South Bay : Child Found Amid Squalor Is Removed
It is one of the last places you would expect to find a pigsty. Not with the million-dollar estates that dot the winding streets of Rancho Palos Verdes. Even the name, Seacliff Drive, sounds like the address of a resort.
But on Thursday, the district attorney’s office filed a misdemeanor child endangerment charge against Paula Miklovick, 47, after authorities allegedly found her ocean-view house in such squalor that they put her 5-year-old daughter into protective custody.
“I wouldn’t want any 5-year-old in that house. It’s disgusting,” said Detective Deborah Rogers of the Lomita sheriff’s station.
Deputies were called to the residence about midnight Wednesday when a neighbor saw two men moving furniture with a U-Haul truck and suspected that a burglary was under way. As the deputies were questioning the men, who were moving into the residence, Miklovick arrived home with her daughter, Rogers said.

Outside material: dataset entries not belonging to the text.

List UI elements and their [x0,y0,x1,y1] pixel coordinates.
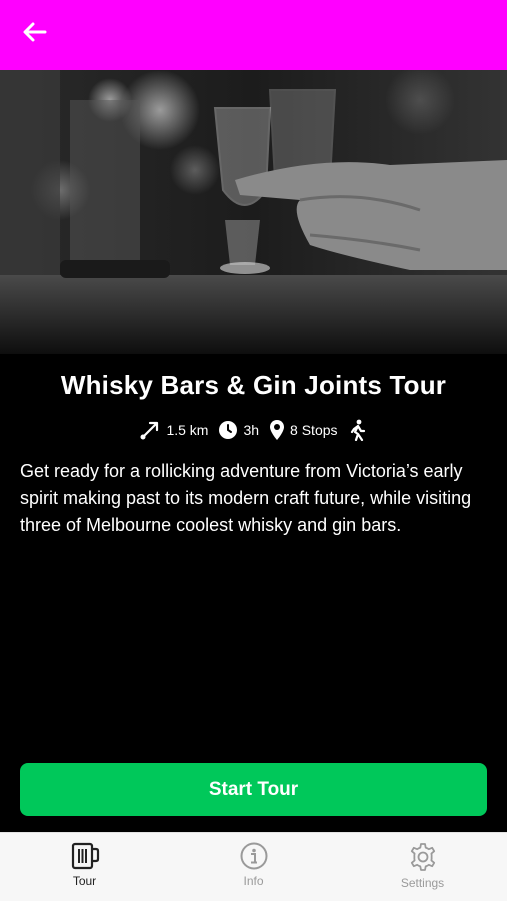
duration-value: 3h [243,422,260,438]
distance-stat: 1.5 km [139,419,208,441]
tab-tour[interactable]: Tour [0,833,169,901]
tour-description: Get ready for a rollicking adventure fro… [20,461,472,535]
clock-icon [219,421,238,439]
tab-settings-label: Settings [400,876,445,890]
tour-title: Whisky Bars & Gin Joints Tour [60,370,447,400]
walking-icon [350,419,365,441]
distance-arrow-icon [140,421,159,440]
stops-stat: 8 Stops [269,419,338,441]
stops-value: 8 Stops [290,422,338,438]
map-pin-icon [270,420,285,440]
arrow-left-icon [23,22,47,42]
beer-mug-icon [71,842,99,870]
back-button[interactable] [20,19,50,45]
tab-tour-label: Tour [72,874,97,888]
bottom-tab-bar: Tour Info Settings [0,832,507,901]
tab-settings[interactable]: Settings [338,833,507,901]
top-bar [0,0,507,70]
tab-info-label: Info [243,874,264,888]
info-icon [240,842,267,870]
distance-value: 1.5 km [166,422,209,438]
hero-image [0,70,507,354]
start-tour-button[interactable]: Start Tour [20,763,487,816]
tour-meta: 1.5 km 3h 8 Stops [0,417,507,443]
gear-icon [410,843,435,871]
mode-stat [348,419,368,441]
tab-info[interactable]: Info [169,833,338,901]
duration-stat: 3h [218,420,259,440]
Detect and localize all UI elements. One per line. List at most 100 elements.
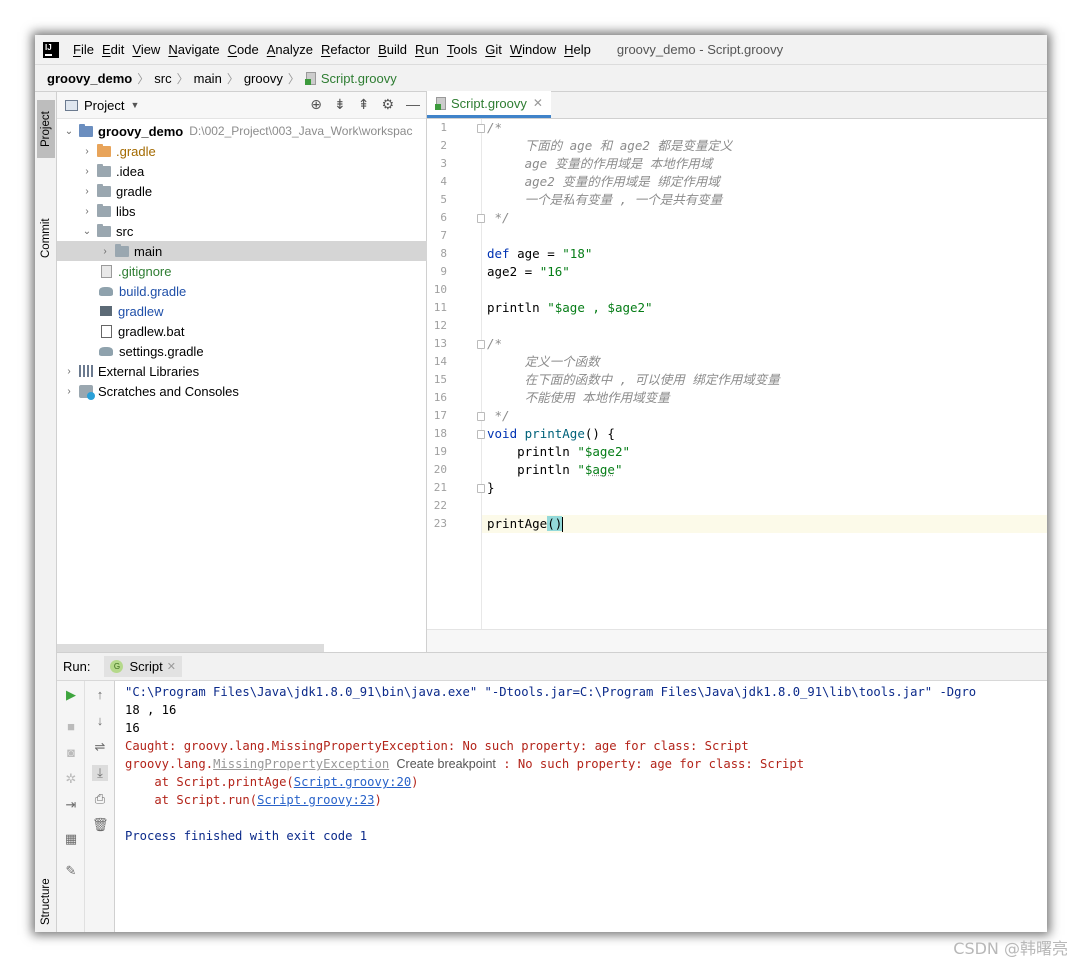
chevron-right-icon[interactable]: › [81,186,93,197]
tree-item-main[interactable]: › main [57,241,427,261]
project-panel-title[interactable]: Project [84,98,124,113]
tab-commit[interactable]: Commit [37,208,55,268]
source-link[interactable]: Script.groovy:23 [257,793,374,807]
chevron-right-icon[interactable]: › [81,206,93,217]
minimize-icon[interactable]: — [406,96,420,113]
menu-file[interactable]: File [73,42,94,57]
code-line-age2: age2 = "16" [487,264,570,279]
chevron-down-icon[interactable]: ⌄ [63,126,75,137]
menu-window[interactable]: Window [510,42,556,57]
run-tab-script[interactable]: G Script ✕ [104,656,182,677]
library-icon [79,365,93,377]
line-number: 19 [433,445,447,458]
chevron-down-icon[interactable]: ▼ [130,100,139,110]
chevron-right-icon[interactable]: › [81,166,93,177]
chevron-right-icon[interactable]: › [81,146,93,157]
tree-item-scratches[interactable]: › Scratches and Consoles [57,381,427,401]
console-output[interactable]: "C:\Program Files\Java\jdk1.8.0_91\bin\j… [115,681,1047,932]
tab-structure[interactable]: Structure [37,872,55,932]
fold-marker-icon[interactable] [477,124,485,133]
fold-marker-icon[interactable] [477,214,485,223]
debug-settings-icon[interactable]: ✲ [63,771,79,787]
rerun-icon[interactable]: ▶ [63,687,79,703]
create-breakpoint-link[interactable]: Create breakpoint [397,757,496,771]
chevron-right-icon[interactable]: › [63,366,75,377]
exception-link[interactable]: MissingPropertyException [213,757,389,771]
crumb-project[interactable]: groovy_demo [47,71,132,86]
source-link[interactable]: Script.groovy:20 [294,775,411,789]
crumb-file[interactable]: Script.groovy [321,71,397,86]
line-number: 12 [433,319,447,332]
arrow-down-icon[interactable]: ↓ [92,713,108,729]
tree-item-gitignore[interactable]: .gitignore [57,261,427,281]
pin-icon[interactable]: ✎ [63,863,79,879]
chevron-right-icon[interactable]: › [63,386,75,397]
line-number: 3 [440,157,447,170]
layout-icon[interactable]: ▦ [63,831,79,847]
chevron-down-icon[interactable]: ⌄ [81,226,93,237]
tree-item-gradlew-bat[interactable]: gradlew.bat [57,321,427,341]
expand-all-icon[interactable]: ⇟ [334,96,346,113]
menu-build[interactable]: Build [378,42,407,57]
exit-icon[interactable]: ⇥ [63,797,79,813]
menu-git[interactable]: Git [485,42,502,57]
locate-file-icon[interactable]: ⊕ [310,96,322,113]
scroll-to-end-icon[interactable]: ⤓ [92,765,108,781]
tree-item-label: gradlew.bat [118,323,185,339]
fold-marker-icon[interactable] [477,340,485,349]
tree-item-settings-gradle[interactable]: settings.gradle [57,341,427,361]
arrow-up-icon[interactable]: ↑ [92,687,108,703]
tree-item-label: .gitignore [118,263,172,279]
menu-analyze[interactable]: Analyze [267,42,313,57]
crumb-src[interactable]: src [154,71,171,86]
tree-item-gradle-cache[interactable]: › .gradle [57,141,427,161]
line-number: 17 [433,409,447,422]
tree-item-external-libraries[interactable]: › External Libraries [57,361,427,381]
collapse-all-icon[interactable]: ⇞ [358,96,370,113]
tab-script-groovy[interactable]: Script.groovy ✕ [427,91,551,118]
terminal-file-icon [100,306,112,316]
crumb-groovy[interactable]: groovy [244,71,283,86]
menu-tools[interactable]: Tools [447,42,477,57]
crumb-main[interactable]: main [194,71,222,86]
print-icon[interactable]: ⎙ [92,791,108,807]
menu-edit[interactable]: Edit [102,42,124,57]
line-number: 6 [440,211,447,224]
tree-item-gradlew[interactable]: gradlew [57,301,427,321]
project-panel-header: Project ▼ ⊕ ⇟ ⇞ ⚙ — [57,92,426,119]
close-icon[interactable]: ✕ [167,660,176,673]
fold-marker-icon[interactable] [477,484,485,493]
tree-item-gradle[interactable]: › gradle [57,181,427,201]
trash-icon[interactable]: 🗑 [92,817,109,833]
trace-suffix: ) [374,793,382,807]
tree-item-src[interactable]: ⌄ src [57,221,427,241]
menu-refactor[interactable]: Refactor [321,42,370,57]
chevron-right-icon[interactable]: › [99,246,111,257]
tab-project[interactable]: Project [37,100,55,158]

After talking with the woman and her daughter, the deputies entered the residence and found that it was without power or running water, Rogers said. The kitchen counters had rotting food and dirty dishes, she said. Bathroom toilets were clogged. Clothing and debris were tossed about and the entrance way was smeared with fecal matter.
In addition, Rogers said, deputies found the young girl not only unusually dirty but wanting to eat. “The child made the comment that she was very hungry,” Rogers said.
The girl is in protective custody, said Rogers, while her mother awaits arraignment Sept. 9.